America is a Jesuit weekly founded in 1909. The editorial goes on to state:
We acknowledge the gravity of our proposal. The Bill of Rights enumerates our most cherished freedoms. Any proposal to change the nation’s fundamental law is a very serious matter. We do not propose this course of action in a desultory manner, nor for light or transient reasons. We also acknowledge that repeal faces serious, substantial political obstacles and will prove deeply unpopular with many Americans. Nevertheless, we believe that repeal is necessary and that it is worthy of serious consideration.

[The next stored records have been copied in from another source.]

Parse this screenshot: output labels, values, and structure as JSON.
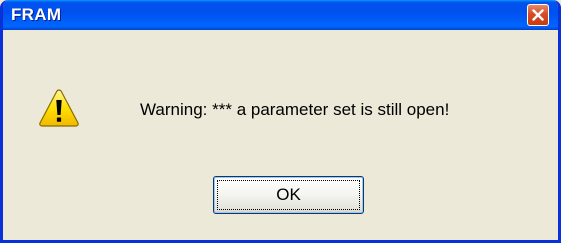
{
  "window": {
    "title": "FRAM"
  },
  "dialog": {
    "icon": "warning-icon",
    "message": "Warning: *** a parameter set is still open!",
    "ok_label": "OK"
  },
  "colors": {
    "titlebar": "#0053ee",
    "close_button": "#d64d24",
    "dialog_background": "#ece9d8",
    "warning_yellow": "#ffd800"
  }
}
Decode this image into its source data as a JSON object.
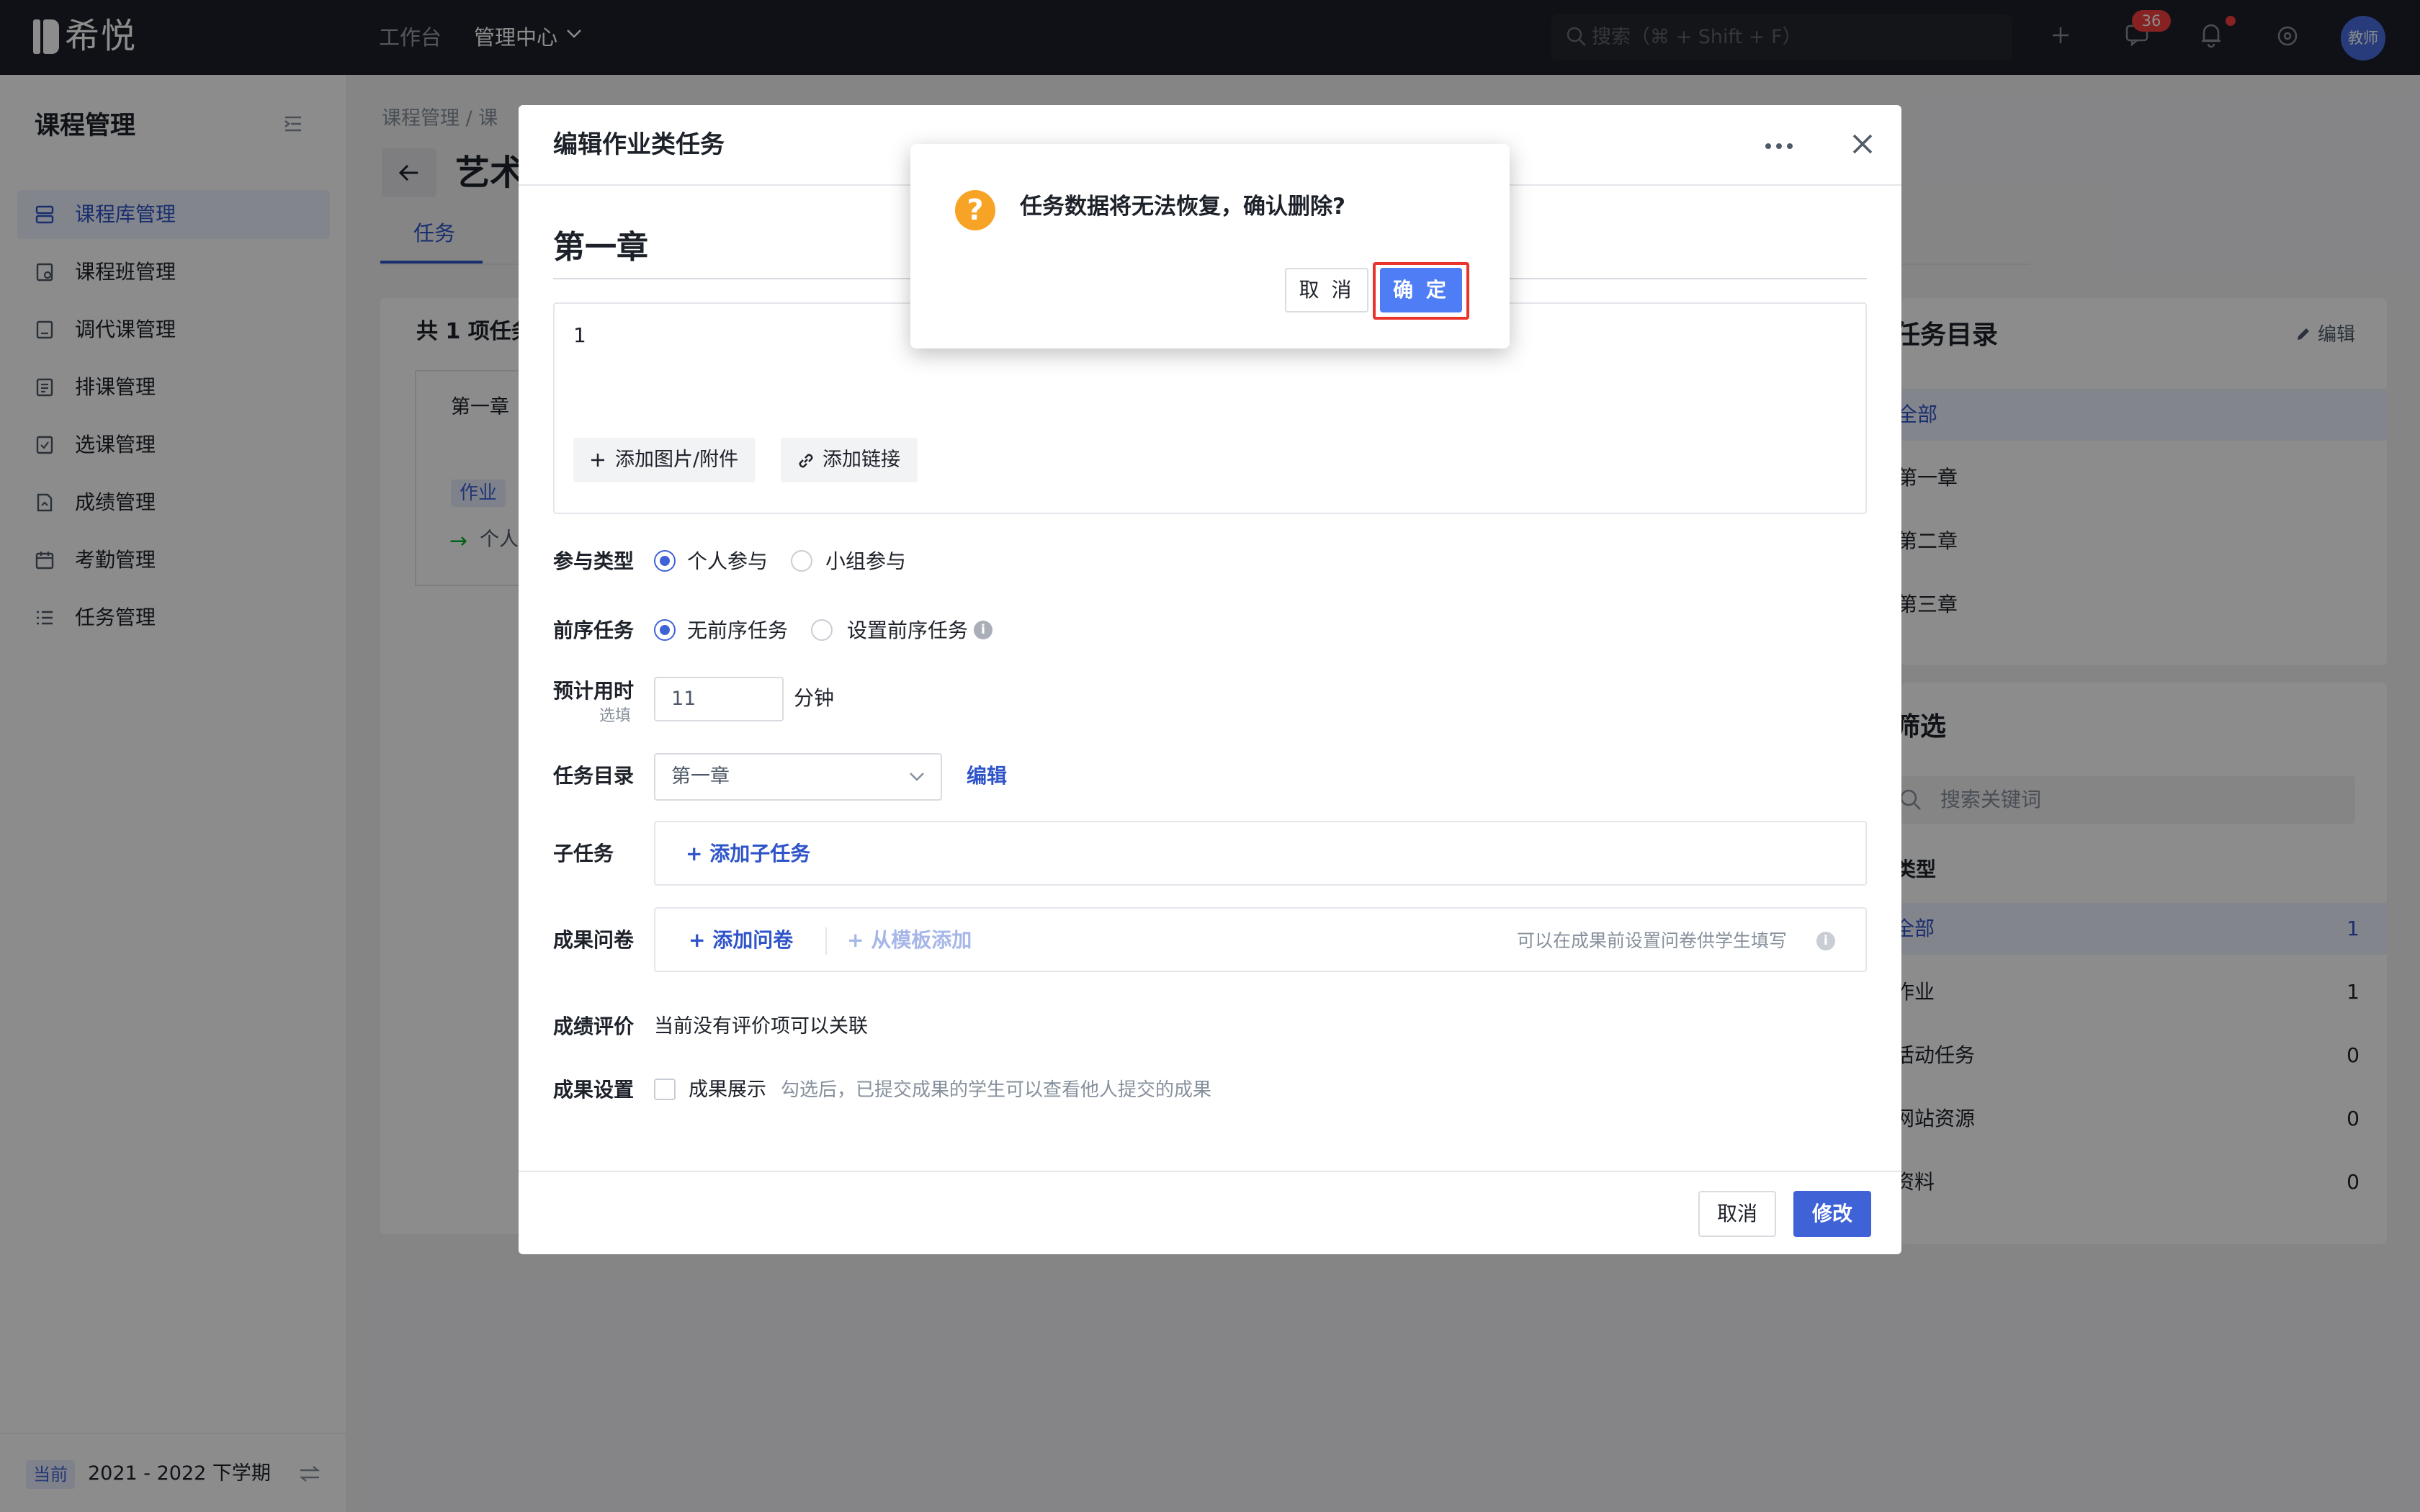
{
  "header": {
    "logo_text": "希悦",
    "nav": {
      "workbench": "工作台",
      "admin_center": "管理中心"
    },
    "search_placeholder": "搜索（⌘ + Shift + F）",
    "message_badge": "36",
    "avatar_text": "教师"
  },
  "sidebar": {
    "title": "课程管理",
    "items": [
      {
        "label": "课程库管理",
        "icon": "course-library-icon",
        "active": true
      },
      {
        "label": "课程班管理",
        "icon": "class-icon",
        "active": false
      },
      {
        "label": "调代课管理",
        "icon": "substitute-icon",
        "active": false
      },
      {
        "label": "排课管理",
        "icon": "schedule-icon",
        "active": false
      },
      {
        "label": "选课管理",
        "icon": "selection-icon",
        "active": false
      },
      {
        "label": "成绩管理",
        "icon": "grade-icon",
        "active": false
      },
      {
        "label": "考勤管理",
        "icon": "attendance-icon",
        "active": false
      },
      {
        "label": "任务管理",
        "icon": "task-list-icon",
        "active": false
      }
    ],
    "footer": {
      "badge": "当前",
      "term": "2021 - 2022 下学期"
    }
  },
  "background": {
    "breadcrumb": "课程管理  /  课",
    "page_title": "艺术",
    "tab_task": "任务",
    "task_count": "共 1 项任务",
    "chapter_label": "第一章",
    "homework_tag": "作业",
    "personal_text": "个人",
    "task_directory": {
      "title": "任务目录",
      "edit_label": "编辑",
      "items": [
        "全部",
        "第一章",
        "第二章",
        "第三章"
      ]
    },
    "filter": {
      "title": "筛选",
      "search_placeholder": "搜索关键词",
      "type_label": "类型",
      "rows": [
        {
          "label": "全部",
          "count": "1"
        },
        {
          "label": "作业",
          "count": "1"
        },
        {
          "label": "活动任务",
          "count": "0"
        },
        {
          "label": "网站资源",
          "count": "0"
        },
        {
          "label": "资料",
          "count": "0"
        }
      ]
    }
  },
  "edit_modal": {
    "title": "编辑作业类任务",
    "chapter_heading": "第一章",
    "description": "1",
    "add_image_label": "添加图片/附件",
    "add_link_label": "添加链接",
    "participation": {
      "label": "参与类型",
      "options": [
        "个人参与",
        "小组参与"
      ],
      "selected": "个人参与"
    },
    "prerequisite": {
      "label": "前序任务",
      "options": [
        "无前序任务",
        "设置前序任务"
      ],
      "selected": "无前序任务"
    },
    "estimated_time": {
      "label": "预计用时",
      "sublabel": "选填",
      "value": "11",
      "unit": "分钟"
    },
    "directory": {
      "label": "任务目录",
      "value": "第一章",
      "edit_label": "编辑"
    },
    "subtask": {
      "label": "子任务",
      "add_label": "添加子任务"
    },
    "survey": {
      "label": "成果问卷",
      "add_label": "添加问卷",
      "template_label": "从模板添加",
      "hint": "可以在成果前设置问卷供学生填写"
    },
    "grading": {
      "label": "成绩评价",
      "text": "当前没有评价项可以关联"
    },
    "outcome": {
      "label": "成果设置",
      "checkbox_label": "成果展示",
      "checked": false,
      "hint": "勾选后，已提交成果的学生可以查看他人提交的成果"
    },
    "cancel_label": "取消",
    "submit_label": "修改"
  },
  "confirm_dialog": {
    "message": "任务数据将无法恢复，确认删除?",
    "cancel_label": "取 消",
    "ok_label": "确 定"
  },
  "colors": {
    "header_bg": "#1d2029",
    "accent": "#3f63d6",
    "confirm_ok": "#4e7df6",
    "warning_icon": "#f7a325",
    "highlight_frame": "#e8342b",
    "badge_red": "#f53f3f"
  }
}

Our proposal is in keeping, moreover, with the spirit in which the Constitution was drafted. The Bill of Rights belongs to a document that was designed to be changed; indeed, it was part of the genius of our founders to allow for a process of amendment. The process is appropriately cumbersome, but it is not impossible. Since its adoption in 1787, the American people have chosen to amend the Constitution 27 times. A century ago, leaders like Theodore Roosevelt and Woodrow Wilson raised serious questions about the Consti-tution. Amendments soon followed, including provisions for a federal income tax, the direct election of U.S. senators, women’s suffrage and the prohibition of alcohol. The 21st Amendment, which repealed prohibition, established the precedent for our proposal.
Yet that kind of thoughtful, critical engagement with our fundamental law, the kind of spirited debate that characterized early 20th-century America, is not evident in contemporary American discourse. In the national imagination, the Constitution is too often thought of as a kind of sacred text. Yet neither our founders nor our forebears held to that view. The Constitution is mere human law. It is excellent law, but it is not divine law; it is not revelation. We should be wary of amending the Bill of Rights. We should also be wary of idolizing it. The Constitution is the man-made law of a self-governing people; the people, therefore, are entitled to ask basic, critical questions about it. In our time, is a given constitutional provision a good law or a bad law? Does it promote the common good? The secular dogma of constitutional immutability must yield to careful, critical inquiry.
Read the full editorial here. What are the chances of actually repealing the Second Amendment? Probably as safe a bet as election of a Jesuit pope. But God bless these Roman Catholics for taking such a bold stand against the scourge of gun violence plaguing our country.